Life continued much as before through the summer of 1917 – day after day the same. What had she to look forward to now? What had she to hope for? Indeed, with this dreadful war snatching all the young men from their midst, fathers, husbands – and lovers, what hope for the future had anyone?
The day that Esther had dreaded arrived without warning and before she could take the evasive action she had done the last time. The little man with the sheaf of papers under his arm arrived so unexpectedly that she had no chance to move Punch and Prince from the meadow.
‘I am quite aware, Mrs Hilton,’ he began without preamble, ‘that on the occasion of my last visit you were able to deceive me. I don’t intend to make trouble for you.’ His voice softened. ‘I’m not really the hard-hearted villain you take me for – but I have a job to do and I am afraid I really must commandeer your horses.’

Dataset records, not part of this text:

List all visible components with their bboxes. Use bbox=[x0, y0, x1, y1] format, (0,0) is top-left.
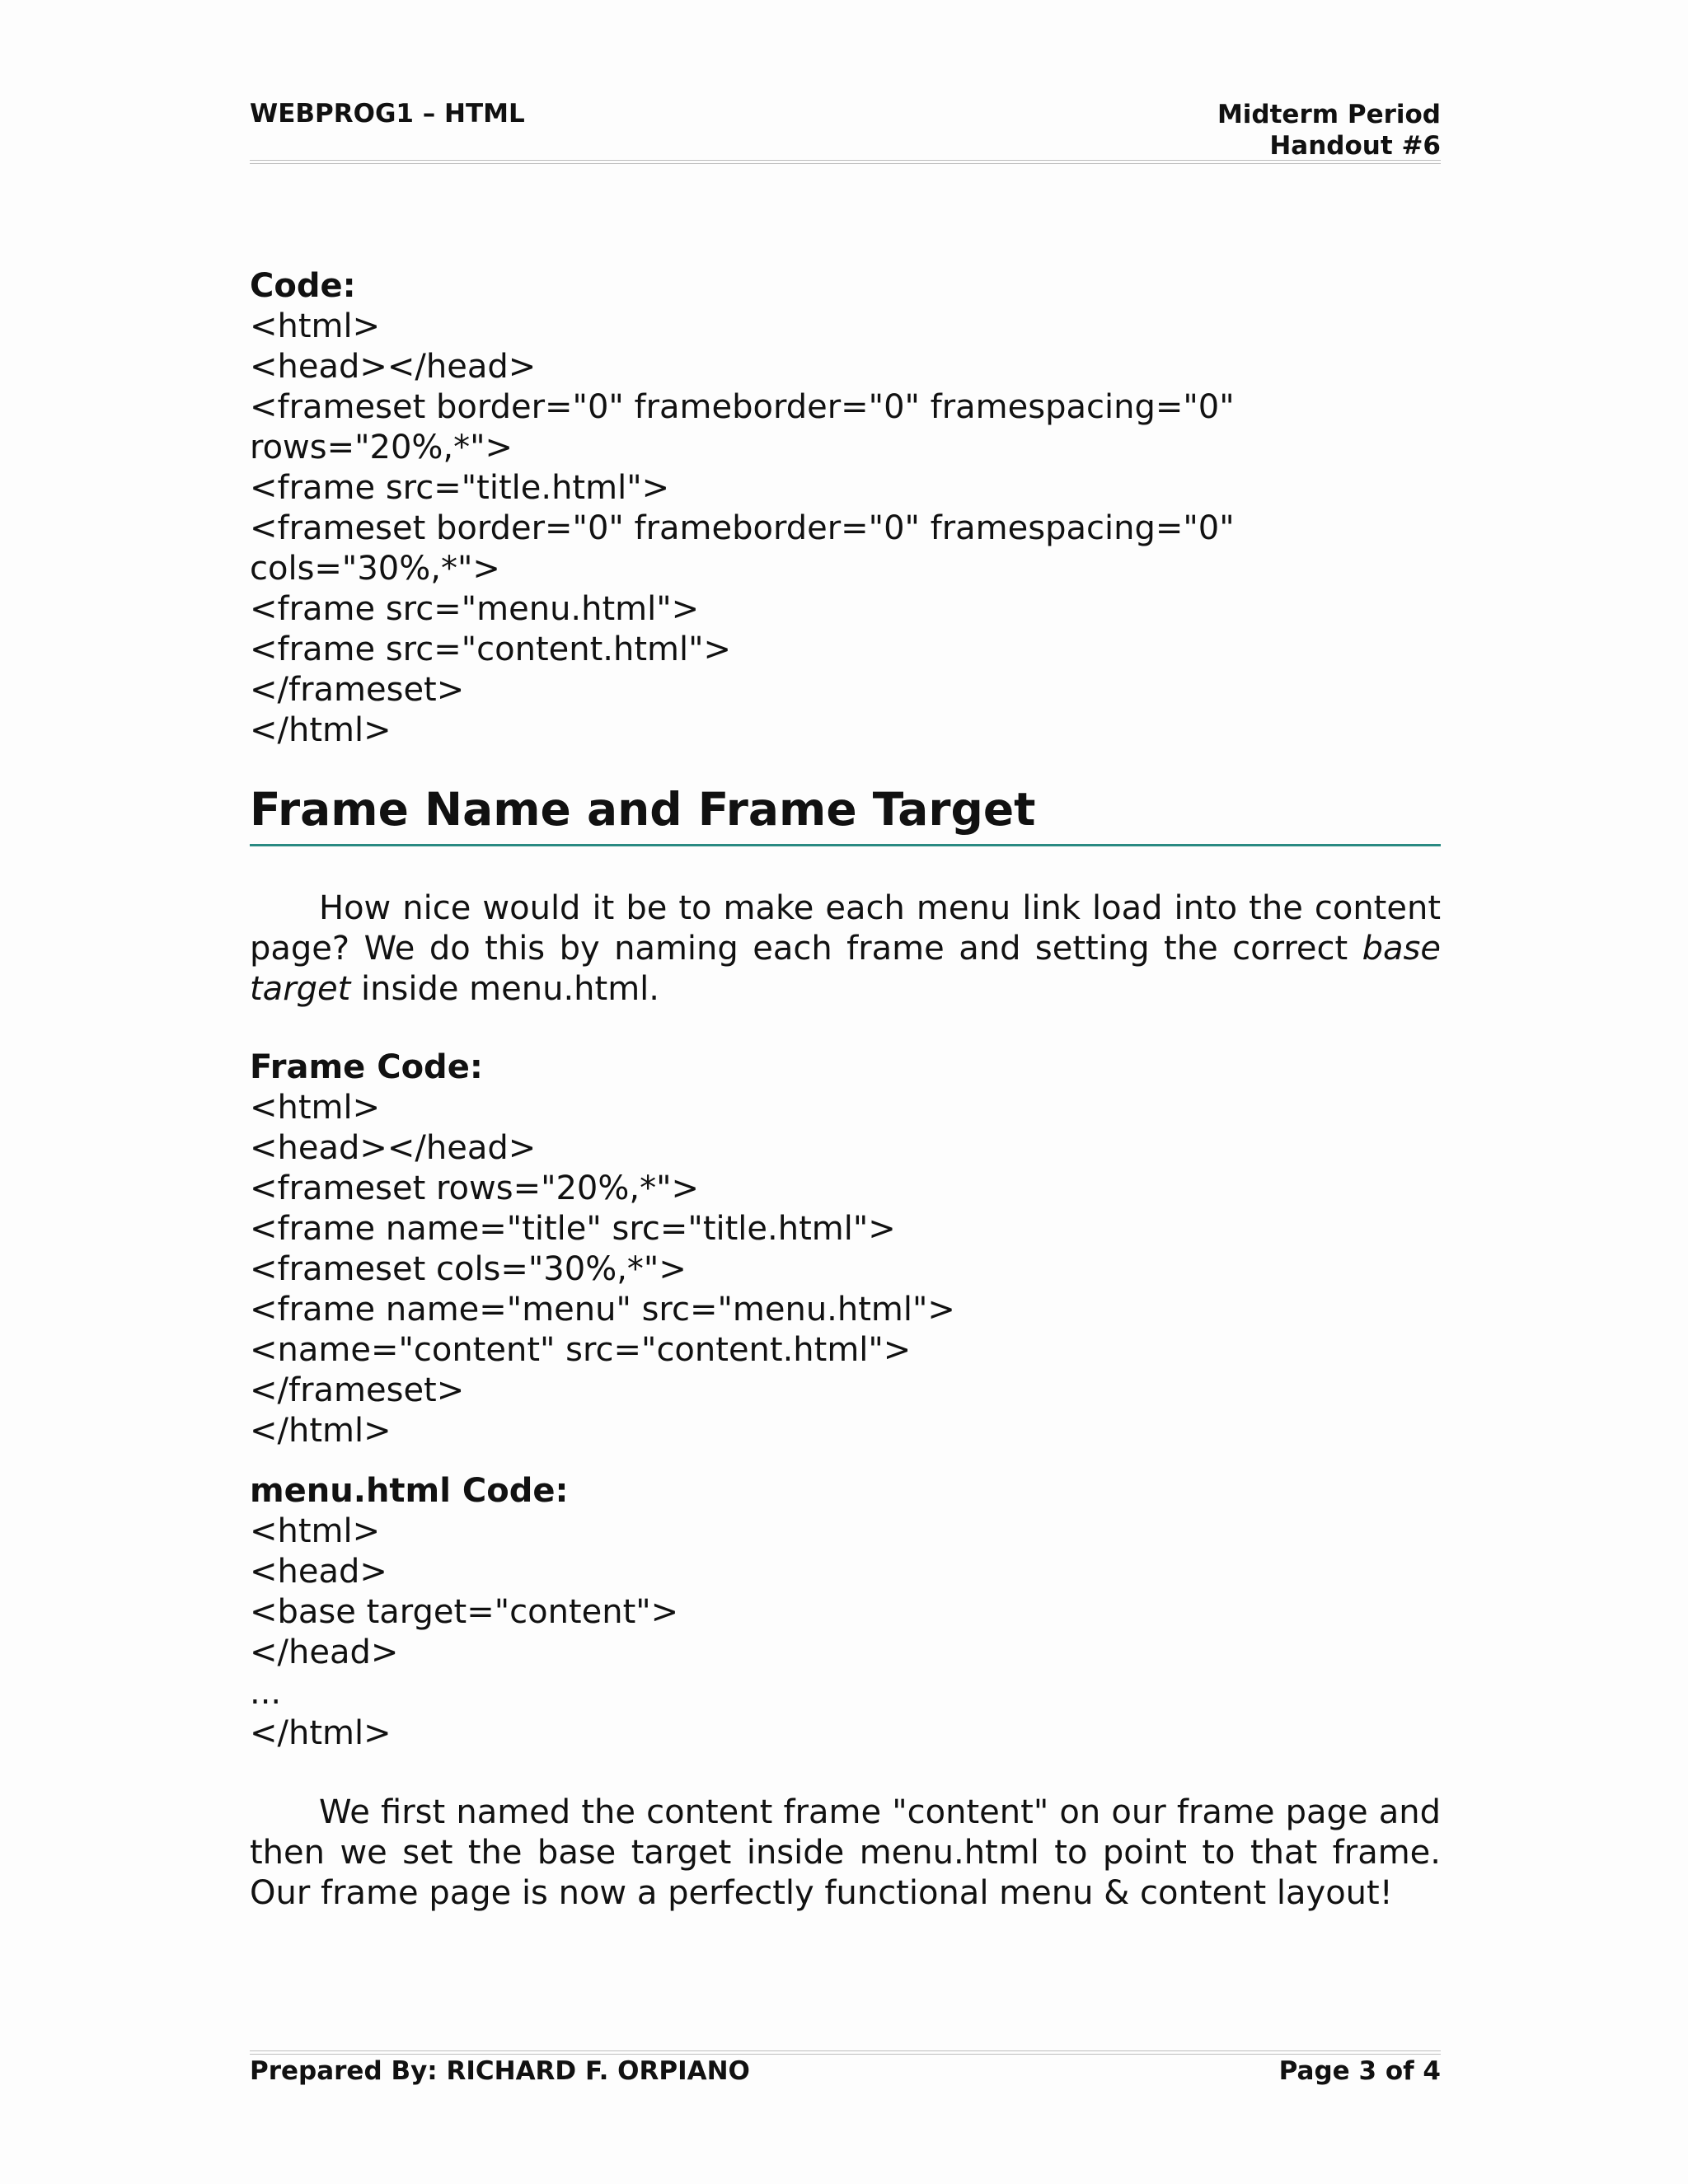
code-line: </html> bbox=[250, 711, 392, 749]
intro-text: How nice would it be to make each menu link load into the content page? We do this by naming each frame and setting the correct bbox=[250, 889, 1441, 968]
code-line: rows="20%,*"> bbox=[250, 429, 513, 466]
code-line: <html> bbox=[250, 1512, 381, 1550]
page-header bbox=[250, 97, 1441, 163]
course-title: WEBPROG1 – HTML bbox=[250, 99, 525, 129]
code-line: <html> bbox=[250, 307, 381, 345]
code-line: <head> bbox=[250, 1553, 387, 1591]
code-line: </html> bbox=[250, 1714, 392, 1752]
code-line: <name="content" src="content.html"> bbox=[250, 1331, 912, 1369]
header-rule bbox=[250, 160, 1441, 164]
code-label: Code: bbox=[250, 267, 356, 305]
document-page bbox=[250, 0, 1441, 2184]
code-block bbox=[250, 307, 1441, 751]
code-line: <frameset rows="20%,*"> bbox=[250, 1169, 700, 1207]
code-line: <frame src="content.html"> bbox=[250, 630, 732, 668]
page-number: Page 3 of 4 bbox=[1278, 2056, 1441, 2086]
header-right bbox=[1217, 99, 1441, 162]
code-line: <frameset border="0" frameborder="0" framespacing="0" bbox=[250, 509, 1235, 547]
code-line: </frameset> bbox=[250, 671, 465, 709]
code-line: cols="30%,*"> bbox=[250, 550, 500, 588]
period-label: Midterm Period bbox=[1217, 100, 1441, 129]
code-line: <frameset border="0" frameborder="0" framespacing="0" bbox=[250, 388, 1235, 426]
handout-label: Handout #6 bbox=[1269, 131, 1441, 161]
frame-code-label: Frame Code: bbox=[250, 1048, 483, 1086]
frame-code-block bbox=[250, 1088, 1441, 1451]
intro-text-end: inside menu.html. bbox=[350, 970, 659, 1008]
code-line: <frame name="menu" src="menu.html"> bbox=[250, 1291, 955, 1329]
code-line: <frame name="title" src="title.html"> bbox=[250, 1210, 896, 1248]
closing-paragraph: We first named the content frame "content" on our frame page and then we set the base target inside menu.html to point to that frame. Our frame page is now a perfectly functional menu & content layout! bbox=[250, 1793, 1441, 1912]
code-line: <frame src="title.html"> bbox=[250, 469, 670, 507]
menu-code-label: menu.html Code: bbox=[250, 1472, 569, 1510]
prepared-by: Prepared By: RICHARD F. ORPIANO bbox=[250, 2056, 750, 2086]
section-heading: Frame Name and Frame Target bbox=[250, 782, 1441, 846]
code-line: <base target="content"> bbox=[250, 1593, 679, 1631]
code-line: </html> bbox=[250, 1412, 392, 1450]
code-line: <frameset cols="30%,*"> bbox=[250, 1250, 687, 1288]
code-line: <head></head> bbox=[250, 348, 537, 386]
footer-rule bbox=[250, 2050, 1441, 2055]
page-body bbox=[250, 266, 1441, 1914]
code-line: ... bbox=[250, 1674, 282, 1712]
code-line: <head></head> bbox=[250, 1129, 537, 1167]
code-line: <frame src="menu.html"> bbox=[250, 590, 700, 628]
intro-emphasis: base target bbox=[250, 930, 1441, 1008]
code-line: </head> bbox=[250, 1633, 399, 1671]
code-line: <html> bbox=[250, 1089, 381, 1127]
code-line: </frameset> bbox=[250, 1371, 465, 1409]
intro-paragraph bbox=[250, 888, 1441, 1010]
menu-code-block bbox=[250, 1511, 1441, 1754]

‘How am I to get the harvests in? There’s no fellers and . . .’ She stopped and bit her lip. She had been about to tell him that she no longer had the usual help from her neighbours now that they were ostracizing her at the instigation of Martha Willoughby and – yes, she had to admit it – even Ma Harris.
‘I really am sorry,’ the official was saying again. ‘The squire has been allowed to keep three horses on condition that he loans them out to anyone nearby who has real need . . .’

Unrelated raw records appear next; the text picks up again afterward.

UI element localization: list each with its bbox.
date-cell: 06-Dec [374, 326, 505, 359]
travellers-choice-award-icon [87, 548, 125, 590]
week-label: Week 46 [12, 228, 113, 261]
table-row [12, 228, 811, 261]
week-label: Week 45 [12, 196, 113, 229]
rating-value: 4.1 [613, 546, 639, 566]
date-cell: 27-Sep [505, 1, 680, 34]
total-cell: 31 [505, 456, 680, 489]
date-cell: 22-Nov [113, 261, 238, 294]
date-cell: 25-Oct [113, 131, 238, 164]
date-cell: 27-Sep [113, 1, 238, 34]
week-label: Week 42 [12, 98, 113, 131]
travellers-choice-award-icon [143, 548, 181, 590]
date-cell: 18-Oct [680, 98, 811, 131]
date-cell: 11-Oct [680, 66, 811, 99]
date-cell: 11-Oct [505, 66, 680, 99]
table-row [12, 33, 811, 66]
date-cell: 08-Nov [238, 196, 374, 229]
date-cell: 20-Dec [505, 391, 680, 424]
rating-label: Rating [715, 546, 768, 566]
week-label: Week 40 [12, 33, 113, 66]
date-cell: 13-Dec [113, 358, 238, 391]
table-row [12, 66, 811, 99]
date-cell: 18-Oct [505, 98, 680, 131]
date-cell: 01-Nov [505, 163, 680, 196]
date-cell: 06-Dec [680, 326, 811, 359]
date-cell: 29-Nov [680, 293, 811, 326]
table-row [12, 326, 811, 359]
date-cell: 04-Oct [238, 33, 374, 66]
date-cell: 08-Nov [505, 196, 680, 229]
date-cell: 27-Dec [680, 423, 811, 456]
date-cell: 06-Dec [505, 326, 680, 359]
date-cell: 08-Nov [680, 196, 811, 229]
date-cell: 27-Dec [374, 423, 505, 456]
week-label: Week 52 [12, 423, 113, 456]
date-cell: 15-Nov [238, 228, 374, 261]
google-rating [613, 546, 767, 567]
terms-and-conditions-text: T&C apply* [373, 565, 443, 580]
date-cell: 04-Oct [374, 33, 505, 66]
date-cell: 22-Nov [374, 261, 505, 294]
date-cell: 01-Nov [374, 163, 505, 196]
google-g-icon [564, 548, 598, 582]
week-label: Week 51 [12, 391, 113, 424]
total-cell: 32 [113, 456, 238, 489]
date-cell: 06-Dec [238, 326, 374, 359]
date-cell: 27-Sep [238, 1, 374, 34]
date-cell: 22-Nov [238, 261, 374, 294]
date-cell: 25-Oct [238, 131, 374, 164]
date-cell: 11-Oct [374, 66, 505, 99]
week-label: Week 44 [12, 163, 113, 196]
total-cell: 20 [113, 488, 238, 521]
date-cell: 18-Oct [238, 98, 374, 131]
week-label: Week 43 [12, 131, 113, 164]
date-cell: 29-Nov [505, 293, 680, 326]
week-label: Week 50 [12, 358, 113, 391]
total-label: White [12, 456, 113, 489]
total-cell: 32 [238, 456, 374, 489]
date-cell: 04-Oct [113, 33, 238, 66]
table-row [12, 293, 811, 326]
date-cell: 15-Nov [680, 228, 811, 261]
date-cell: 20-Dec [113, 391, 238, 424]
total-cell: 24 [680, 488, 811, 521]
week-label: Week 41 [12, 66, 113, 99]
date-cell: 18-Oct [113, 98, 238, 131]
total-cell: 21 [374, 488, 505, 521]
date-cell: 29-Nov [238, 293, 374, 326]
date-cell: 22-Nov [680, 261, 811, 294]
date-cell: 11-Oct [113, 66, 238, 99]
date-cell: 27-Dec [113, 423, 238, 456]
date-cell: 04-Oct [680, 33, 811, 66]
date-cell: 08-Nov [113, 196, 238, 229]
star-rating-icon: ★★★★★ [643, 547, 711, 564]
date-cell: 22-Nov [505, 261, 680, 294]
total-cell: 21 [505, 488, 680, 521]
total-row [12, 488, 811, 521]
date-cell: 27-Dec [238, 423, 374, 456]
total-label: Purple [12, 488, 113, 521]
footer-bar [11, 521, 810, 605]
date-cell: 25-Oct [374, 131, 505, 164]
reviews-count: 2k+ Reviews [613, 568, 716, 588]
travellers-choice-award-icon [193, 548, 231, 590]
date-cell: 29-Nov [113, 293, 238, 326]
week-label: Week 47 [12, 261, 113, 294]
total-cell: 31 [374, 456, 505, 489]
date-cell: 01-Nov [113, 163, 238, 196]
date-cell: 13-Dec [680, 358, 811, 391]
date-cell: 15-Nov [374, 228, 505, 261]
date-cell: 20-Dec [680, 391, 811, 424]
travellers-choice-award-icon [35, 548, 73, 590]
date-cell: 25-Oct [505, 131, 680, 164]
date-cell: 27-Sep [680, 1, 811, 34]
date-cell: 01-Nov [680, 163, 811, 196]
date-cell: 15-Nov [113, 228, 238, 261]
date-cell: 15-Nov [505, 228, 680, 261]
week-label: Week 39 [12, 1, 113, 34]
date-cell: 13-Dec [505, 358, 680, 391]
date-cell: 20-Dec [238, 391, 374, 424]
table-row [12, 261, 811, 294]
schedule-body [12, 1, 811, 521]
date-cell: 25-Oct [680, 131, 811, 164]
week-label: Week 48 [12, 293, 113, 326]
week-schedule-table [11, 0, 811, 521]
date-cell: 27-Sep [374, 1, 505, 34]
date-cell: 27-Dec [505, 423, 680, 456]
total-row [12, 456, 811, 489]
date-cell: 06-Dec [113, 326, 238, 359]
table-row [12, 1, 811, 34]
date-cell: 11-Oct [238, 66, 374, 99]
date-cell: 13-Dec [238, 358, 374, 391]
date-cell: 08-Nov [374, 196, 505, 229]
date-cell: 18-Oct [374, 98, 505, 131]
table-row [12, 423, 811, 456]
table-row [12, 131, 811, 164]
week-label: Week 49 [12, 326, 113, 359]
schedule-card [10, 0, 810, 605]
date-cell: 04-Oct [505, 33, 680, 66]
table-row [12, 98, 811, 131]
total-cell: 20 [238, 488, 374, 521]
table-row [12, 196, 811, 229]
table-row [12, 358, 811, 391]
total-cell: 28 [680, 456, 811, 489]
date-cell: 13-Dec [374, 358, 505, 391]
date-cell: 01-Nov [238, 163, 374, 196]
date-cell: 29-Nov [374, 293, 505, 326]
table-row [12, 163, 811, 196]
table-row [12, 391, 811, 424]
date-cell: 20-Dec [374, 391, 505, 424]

‘How do you think just three horses can cope with all the work around here at harvest? The grass and the corn dun’t wait, mester.’
The man sighed. ‘I do understand . . .’
‘No, ya don’t. Ya can’t!’ She turned away before he should see her tears. Before she would let any man – other than Jonathan – see her cry, she turned her back on him. With an angry gesture she waved him away. ‘Oh, take ’em, then. Only, don’t let me see.’
She sat in the kitchen, her hands lying idly on the table, staring out of the window that faced on to the front garden, determined not to risk catching sight of her beloved horses being led out of the meadow and up the lane towards the town.
Two pairs of small feet pounded across the yard and Kate, followed by Danny Eland, came bursting into the kitchen.
‘Mam, Mam, they’re taking Punch and Prince. Mam, stop them.’ Tears ran down her daughter’s face and even the boy seemed to be having difficulty in holding his mouth from quivering. Esther held out her hand and Kate came and stood at the side of her chair. The child leant her head on her mother’s breast and the tears flowed. Esther held out her other hand to Danny and he came and stood close beside her, and rested his head against her shoulder.